Le cadmium, un métal qui s’accumule dans le corps
Le cadmium ne se contente pas de traverser l’organisme. Il s’y installe durablement. Après ingestion, il est partiellement absorbé par l’intestin, puis transporté vers différents organes, en particulier les reins et le foie.
Et ce métal a la particularité de s’éliminer très lentement. Selon l’Anses, il peut y rester entre 10 et 30 ans. Cela signifie que même de faibles doses, répétées quotidiennement, peuvent conduire à une accumulation progressive.
Le cadmium est classé cancérogène certain pour l’humain par le Centre international de recherche sur le cancer (CIRC). Il est également associé à :
- des atteintes rénales,
- une fragilisation osseuse (ostéoporose),
- des troubles du système reproducteur.
Ces effets apparaissent généralement après une exposition prolongée, ce qui renforce l’idée d’une “bombe à retardement” sanitaire.
Les aliments du quotidien en première ligne
Tous les aliments ne contribuent pas de la même manière à l’exposition. En France, les principales sources alimentaires de cadmium identifiées par l’Anses sont donc :
- les produits céréaliers (pain, pâtes, biscuits, céréales),
- les pommes de terre,
- certains légumes.
Les produits céréaliers occupent une place centrale parce que leur consommation est élevée et régulière. Même si leur teneur individuelle en cadmium reste généralement faible, leur poids dans l’alimentation quotidienne en fait un contributeur majeur.
Chez les enfants, cette exposition est particulièrement surveillée. Leur consommation proportionnellement plus élevée de certains produits (comme les céréales du petit-déjeuner) et leur poids corporel plus faible les rendent plus vulnérables.
Tabac et alimentation : des expositions qui se cumulent
Si l’alimentation est la principale source pour la majorité de la population, elle n’est pas la seule.
Le tabac constitue une source importante de cadmium. La plante de tabac absorbe naturellement le cadmium présent dans les sols. Lorsqu’une cigarette est fumée, ce métal est libéré dans la fumée et inhalé. Il passe alors directement dans les poumons, puis dans le sang, ce qui en fait une voie d’exposition particulièrement efficace.
Les fumeurs présentent généralement des concentrations sanguines plus élevées que les non-fumeurs, comme le montrent les données de Santé publique France.
Cadmium : peut-on vraiment s’en protéger ?
Face à un contaminant aussi diffus, les marges de manœuvre individuelles restent limitées. Pas question de supprimer les céréales, essentielles à l’équilibre alimentaire.
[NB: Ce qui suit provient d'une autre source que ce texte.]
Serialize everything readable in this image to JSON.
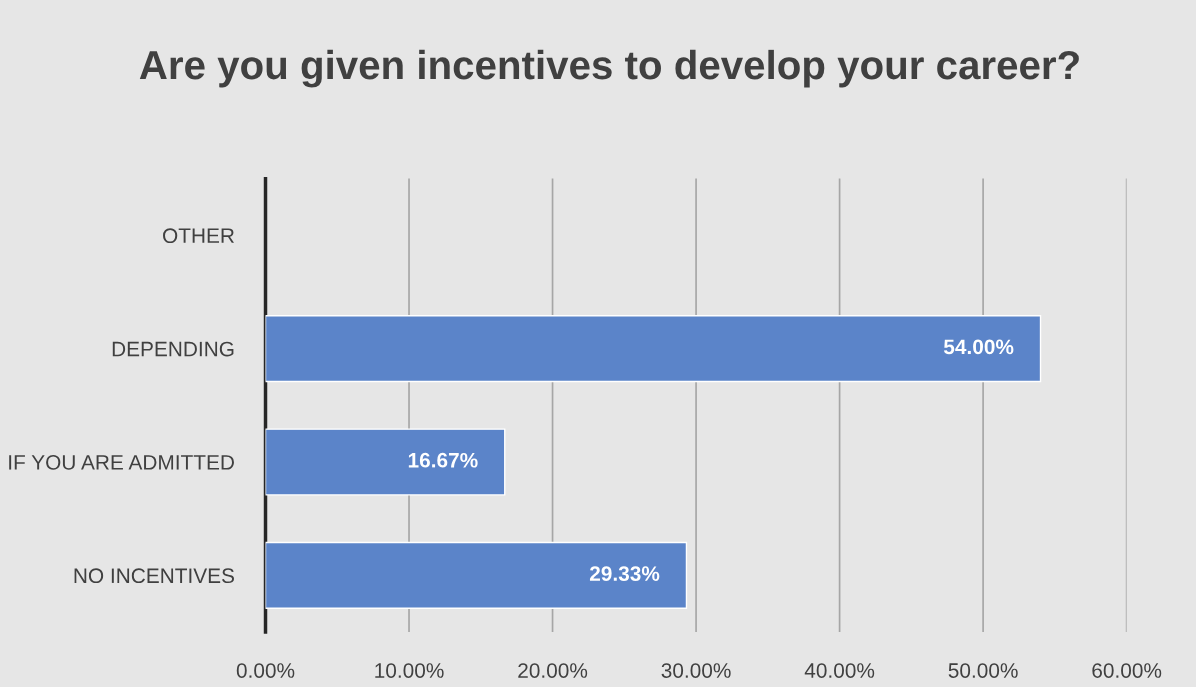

En revanche, varier son alimentation peut aider à réduire l’exposition.
Quelques réflexes simples :
- alterner les sources de féculents
- diversifier les céréales
- intégrer davantage de légumineuses
En résumé, l’objectif n’est pas d’éliminer le risque, mais d’éviter de l’accumuler toujours au même endroit. À méditer avant de faire vos courses…
À SAVOIR
Le cadmium peut être plus facilement absorbé par l’organisme en cas de carence en certains nutriments essentiels. Selon l’Anses, un apport insuffisant en fer, en calcium ou en zinc favorise son passage dans le sang au niveau intestinal.